22. Aynı Yönetmelik" in 27. maddesi şöyledir:
“Sulhname tasarıları hak sahibi veya yetkili
temsilcisi ile komisyon başkanı tarafından imzalandıktan sonra Vali veya Bakan
tarafından onaylanır.
Ödemeler sulhname tasarılarının onay tarih ve
sıraları dikkate alınarak yapılır. Nakdi ödemeler hak sahibi veya sahiplerinin
banka hesaplarına yapılır.”
IV. İNCELEME VE GEREKÇE
23. Mahkemenin 8/12/2016 tarihinde yapmış olduğu toplantıda
başvuru incelenip gereği düşünüldü:
A. Başvurucunun İddiaları
24. Başvurucu; Mardin ili Ömerli ilçesi Çimenlik köyünde ikamet
etmekte iken terör olayları nedeniyle yerleşim yerini terk etmek zorunda
kaldığını, 5233 sayılı Kanun kapsamında yapmış olduğu müracaatın kısmen kabul,
kısmen reddedildiğini, kabul edilen kısım için idare ile sulhname
imzalandığını, sulhnamenin kapsamının kabul edilen
zararlarla sınırlı olduğunu, dolayısıyla kabul edilmeyen kısım için mal
varlığına ulaşamamaktan kaynaklanan dava açma hakkının saklı bulunduğunu, sulhname kapsamı dışında kalan zararları için açtığı davada
zararlarının tazmini konusunda Derece Mahkemelerinin etkisiz kaldıklarını,
davanın reddine karar verilmesiyle sulhname kapsamı
dışında tutulan zarar kalemleri için ilgilinin dava açma hakkının saklı
bulunduğu yönündeki Danıştay Onuncu Dairesinin 30/12/2008 tarihli ve
E.2008/4141, K.2008/9584 sayılı kararı ile çelişkiye düşüldüğünü, gerçek
zararının hesabında birçok zarar kalemi mevcut olmasına rağmen bunların gözönünde bulundurulmadığını, mülkiyet hakkından yoksun
kaldığını, yargılama işlemlerinin adil olmadığını ve makul sürede
sonuçlandırılmadığını belirterek Anayasa’nın 35., 36., 40. ve 141. maddelerinde
tanımlanan haklarının ihlal edildiğini iddia etmiş; maddi ve manevi tazminat
talebinde bulunmuştur.
B. Değerlendirme
25. Başvuru formu
ve ekleri incelendiğinde başvurucunun 5233 sayılı Kanun kapsamındaki zararının
tazmini amacıyla açtığı davanın reddedilmesi nedeniyle Avrupa İnsan Hakları
Sözleşmesi"nin (Sözleşme) 35., 36., 40. ve 141. maddelerinde tanımlanan
haklarının ihlal edildiğini iddia ettiği anlaşılmıştır.
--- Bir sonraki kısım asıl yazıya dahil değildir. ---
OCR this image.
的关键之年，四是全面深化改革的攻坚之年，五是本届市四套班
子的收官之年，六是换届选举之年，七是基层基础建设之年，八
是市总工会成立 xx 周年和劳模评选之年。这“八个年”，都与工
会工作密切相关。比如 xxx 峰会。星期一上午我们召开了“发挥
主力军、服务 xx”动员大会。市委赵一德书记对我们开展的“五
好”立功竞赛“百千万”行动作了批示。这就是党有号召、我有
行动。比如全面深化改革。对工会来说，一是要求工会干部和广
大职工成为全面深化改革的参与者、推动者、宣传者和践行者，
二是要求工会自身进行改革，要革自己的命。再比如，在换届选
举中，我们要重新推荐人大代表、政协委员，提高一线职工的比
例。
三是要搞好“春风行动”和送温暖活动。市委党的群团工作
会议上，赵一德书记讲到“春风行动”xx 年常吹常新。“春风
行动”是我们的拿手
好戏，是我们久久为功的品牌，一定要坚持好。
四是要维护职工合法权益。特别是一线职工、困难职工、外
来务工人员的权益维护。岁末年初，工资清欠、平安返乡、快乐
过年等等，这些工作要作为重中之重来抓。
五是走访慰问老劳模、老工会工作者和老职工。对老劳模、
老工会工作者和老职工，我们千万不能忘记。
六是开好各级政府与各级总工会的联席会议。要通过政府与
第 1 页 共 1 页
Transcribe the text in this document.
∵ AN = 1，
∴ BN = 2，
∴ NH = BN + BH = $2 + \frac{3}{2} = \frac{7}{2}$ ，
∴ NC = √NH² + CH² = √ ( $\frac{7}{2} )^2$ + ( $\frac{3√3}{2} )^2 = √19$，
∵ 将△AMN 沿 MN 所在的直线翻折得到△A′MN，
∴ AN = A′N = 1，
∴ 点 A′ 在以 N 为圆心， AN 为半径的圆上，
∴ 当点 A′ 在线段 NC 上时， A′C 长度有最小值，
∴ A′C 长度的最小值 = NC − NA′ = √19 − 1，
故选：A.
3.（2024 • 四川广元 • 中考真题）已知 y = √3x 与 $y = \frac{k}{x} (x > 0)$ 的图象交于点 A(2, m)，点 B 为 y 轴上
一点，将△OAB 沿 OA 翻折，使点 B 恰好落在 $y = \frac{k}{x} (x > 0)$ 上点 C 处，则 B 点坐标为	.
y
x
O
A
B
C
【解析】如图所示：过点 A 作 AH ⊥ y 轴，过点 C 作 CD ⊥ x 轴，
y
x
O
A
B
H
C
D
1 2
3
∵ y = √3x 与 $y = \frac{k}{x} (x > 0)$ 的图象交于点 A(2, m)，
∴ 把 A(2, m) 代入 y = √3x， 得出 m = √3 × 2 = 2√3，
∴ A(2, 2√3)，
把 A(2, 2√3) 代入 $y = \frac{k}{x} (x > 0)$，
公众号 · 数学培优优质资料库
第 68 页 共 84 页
Anayasa Mahkemesi,
olayların başvurucu tarafından yapılan hukuki nitelendirmesi ile bağlı olmayıp
olay ve olguların hukuki tavsifini kendisi takdir eder (Tahir Canan, B. No: 2012/969, 18/9/2013, §
16). Başvurucunun ihlal iddiaları aşağıdaki başlıklar altında incelenmiştir:
1. Kabul Edilebilirlik
Yönünden
a. Mülkiyet Hakkının
İhlal Edildiğine İlişkin İddia
26. Başvurucu, 5233 sayılı Kanun kapsamında yapmış olduğu başvurunun
kısmen kabul, kısmen reddedildiğini, zararının kabul edilen kısmı için idare
ile sulhname imzalanmakla birlikte kabul edilmeyen
kısım için iptal ve tam yargı davası açtığını, gerçek zararının hesabında
birçok zarar kalemi mevcut olduğundan sulhnamenin
kapsamının kabul edilen zararlarla sınırlı olduğunu, dolayısıyla kabul
edilmeyen kısım için mal varlığına ulaşamamaktan kaynaklanan dava açma hakkının
saklı bulunduğunu fakat açtığı davanın reddedildiğini, gerçek zararının
hesabında zarar kalemlerinin daha fazla olduğunu, bu zarar kalemlerinin keşif
yoluyla tespit edilmesi gerekmesine rağmen söz konusu tespitler yapılmadan ve
bu zararları gözönünde bulundurulmadan yapılan eksik
tazmin nedeniyle mülkiyet hakkının ihlal edildiğini iddia etmiştir.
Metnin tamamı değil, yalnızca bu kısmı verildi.